05 June 2002 | A historic photograph of Dr. Martin Luther King, Jr., speaking out against the Vietnam War on the steps of Sproul Hall 35 years ago, came home May 17 to the student union named in his honor.

The 24-by-36-inch black-and-white framed photograph, taken on May 17, 1967 by Helen Nestor, will hang in the main stairwell of the Martin Luther King Jr. Student Union leading up to Pauley Ballroom.

Nestor, who took the photograph three-and-a-half decades ago, watched as incoming student body president Jesse Gabriel accepted the photo, a gift from the Department of African American Studies.

“We are very honored to have this photograph,” said Gabriel, a junior economics major, in accepting the gift on behalf of the ASUC.

Nestor, who has polio and was allowed to photograph Dr. King at closer range than other photographers because of her disability, recalled the tumult of that time on the Berkeley campus. “It was a warm and special feeling to photograph him.

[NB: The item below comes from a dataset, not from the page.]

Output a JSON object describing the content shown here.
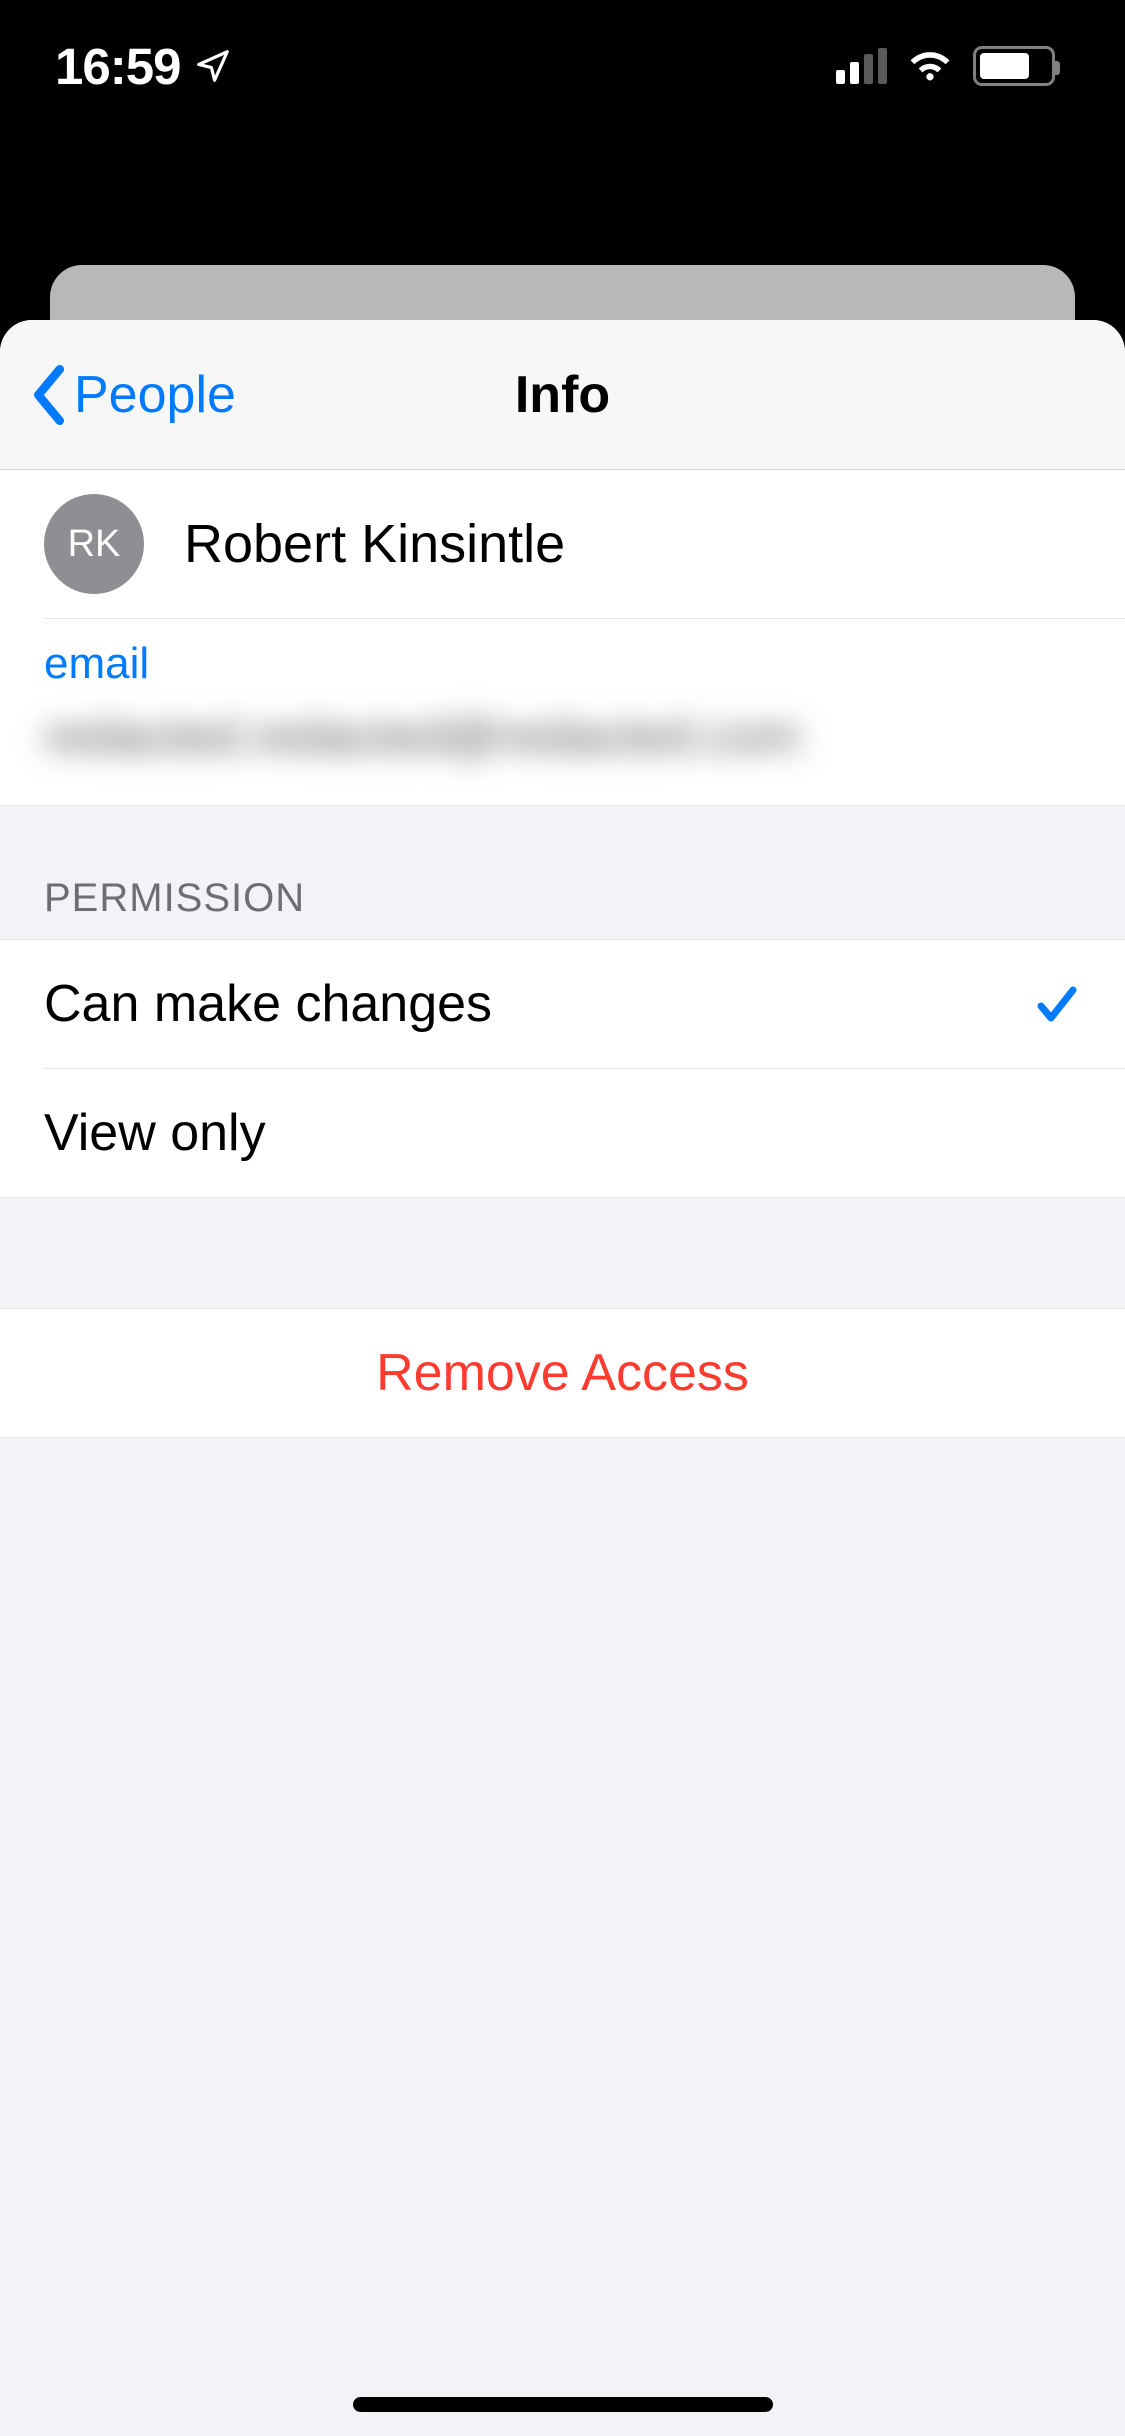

The students were very charged up and very much with Dr. King. It was a special time.”

During his 1967 speech on the steps of Sproul Hall, Dr. King told students: “You, in a real sense, have been the conscience of the academic community and our nation.” A gold plaque bearing that quote, along with King’s name, will hang with the photograph.

Until recently, the only image of King in the student union was a rendering on cardboard tacked to a bulletin board, Henry added. When Free Speech Movement Café curator Harold Adler saw this, he knew something needed to be done.

Adler, co-curator of a book and exhibit about the social protest movements in the 1960s and ‘70s, had the one and only copy of Nestor’s photograph. He showed it to Henry, who arranged to have the African American Studies Department purchase a copy to present to students.